The house in question, a derelict cottage at 11 Eastville Avenue, is owned by Matt and Ed Mulderrig under the name Eastville SH LLC. They have proposed demolishing the house, whose roof and rear walls have already caved in, and replacing it with a new one designed by Sag Harbor architect Anthony Vermandois.
But when Matt Mulderrig and Mr. Vermandois appeared before the Sag Harbor Board of Historic Preservation and Architectural Review last Thursday to discuss those plans, the conversation quickly turned from things like whether the roof of the new house should be made of cedar shingles to what should be done to best preserve the history that is hidden behind and under the rubble.
The Reverend Karen Campbell of Christ Episcopal Church told the ARB she believed the house is one of the oldest in the village and may have predated the Revolutionary War.
She urged the board to order the Mulderrigs to undertake an archeological survey of the house and property “before it is demolished and the artifacts are buried under a beautiful modern home with no history.”
Board members said they thought it was too late in the process to require the archeological survey, but they did table the application until Cee Scott Brown, the board’s chairman, could discuss the matter with village attorneys to make sure the board was not “starting down a slippery slope.”
“This conversation should have been forty years ago when this house was still solid and standing up,” said Mr. Brown.
“I don’t know that we can transfer the burden of all that to the people who bought it,” added board member Penni Ludwig. “Now we’re going to stop their project? It’s sort of too late.”
“If you look at the picture, there isn’t much to demolish,” added board member Tom Horn. “I grew up in the neighborhood in the 1930s, and it was falling down then.”
“It’s been 300 years, what would one month do?” asked Reverend Campbell.
She was joined in her effort to slow down the application by Terry Fraser, a Hampton Street resident. Both said they had sought to reach out to the ARB earlier but had been told at the time there was no application pending on the property, so there was nothing for them to comment on.
“It really is a treasure trove,” said Reverend Campbell, who described her self as an early American history buff. “I know it looks like a wreck when you drive by.”
Reverend Campbell said the house included such intact features as six-over-six window panes, which were common during the colonial period, hand-forged latches on the doors, and a hand-dug well lined with brick.
If the house is simply demolished without an archeological record, “we will lose an important of not only Sag Harbor history but of American history,” she told the board.
Mr. Mulderrig was not too keen about the idea. “I respect the historical significance,” he told the board, “but if you do look at the picture it’s a liability, it is falling down. I don’t even want to go into that place, let alone try to take anything down.”
Later in the week, Mr. Vermandois opened a new front in the battle, submitting a detailed report that sought to debunk Reverend Campbell’s claim that the house pre-dated the American Revolution.
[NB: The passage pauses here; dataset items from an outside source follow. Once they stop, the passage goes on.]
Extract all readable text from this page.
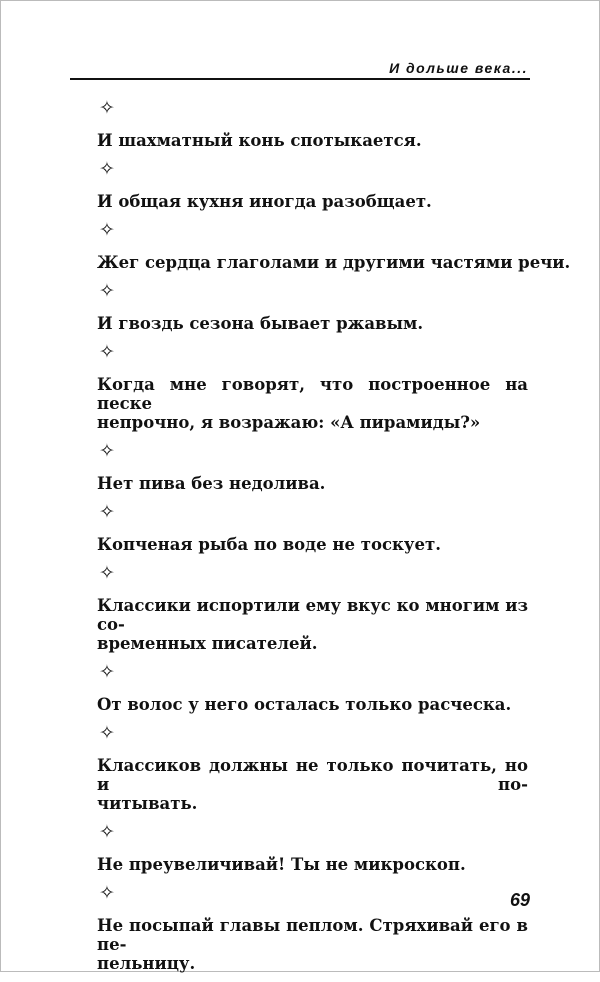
И дольше века...
✧
И шахматный конь спотыкается.
✧
И общая кухня иногда разобщает.
✧
Жег сердца глаголами и другими частями речи.
✧
И гвоздь сезона бывает ржавым.
✧
Когда мне говорят, что построенное на песке
непрочно, я возражаю: «А пирамиды?»
✧
Нет пива без недолива.
✧
Копченая рыба по воде не тоскует.
✧
Классики испортили ему вкус ко многим из со-
временных писателей.
✧
От волос у него осталась только расческа.
✧
Классиков должны не только почитать, но и по-
читывать.
✧
Не преувеличивай! Ты не микроскоп.
✧
Не посыпай главы пеплом. Стряхивай его в пе-
пельницу.
69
“I believe that while the house is old, it is likely not quite as old as [the Eastville Community Historical Society] suspects, most likely being of early to mid-9th century in date,” he wrote.
This week, Reverend Campbell said she stood by her belief that the house pre-dates the Revolution. “Experts do disagree,” she said.
At Thursday’s meeting, Mr. Vermandois said that if the board were to require an archeological survey of the Mulderrigs, it would be bound to require that of “every house that is on the market.”
He also suggested the ARB would be well-served by getting a “non-voting historic preservationist who comes to meetings and makes these sort of calls before we get to this stage.”
While the board seemed to be of a mind that it was too late to require the archeological survey, it was united in asking Mr. Mulderrig to use cedar shingles for the roof.
The board also retroactively approved a demolition permit for Teresa Romanelli for a house at 51 Palmer Terrace that was torn down.
Mr. Vermandois, the architect for the project, told the board, the house was originally built in 1915, but that most of it dated to the 1960s. He said he had planned to keep some of the foundation and walls “not because there was significant value but I wanted the builder to use them as a frame of reference.”
“There was frankly a miscommunication between me and the builder,” he told the board. “I wasn’t on the job site the day of the demolition.”
The board agreed to issue the permit, although Mr. Brown said that he wished Mr. Vermandois had explained to the board the reason for keeping the walls. “I wish you had been forthcoming with us about that,” he said.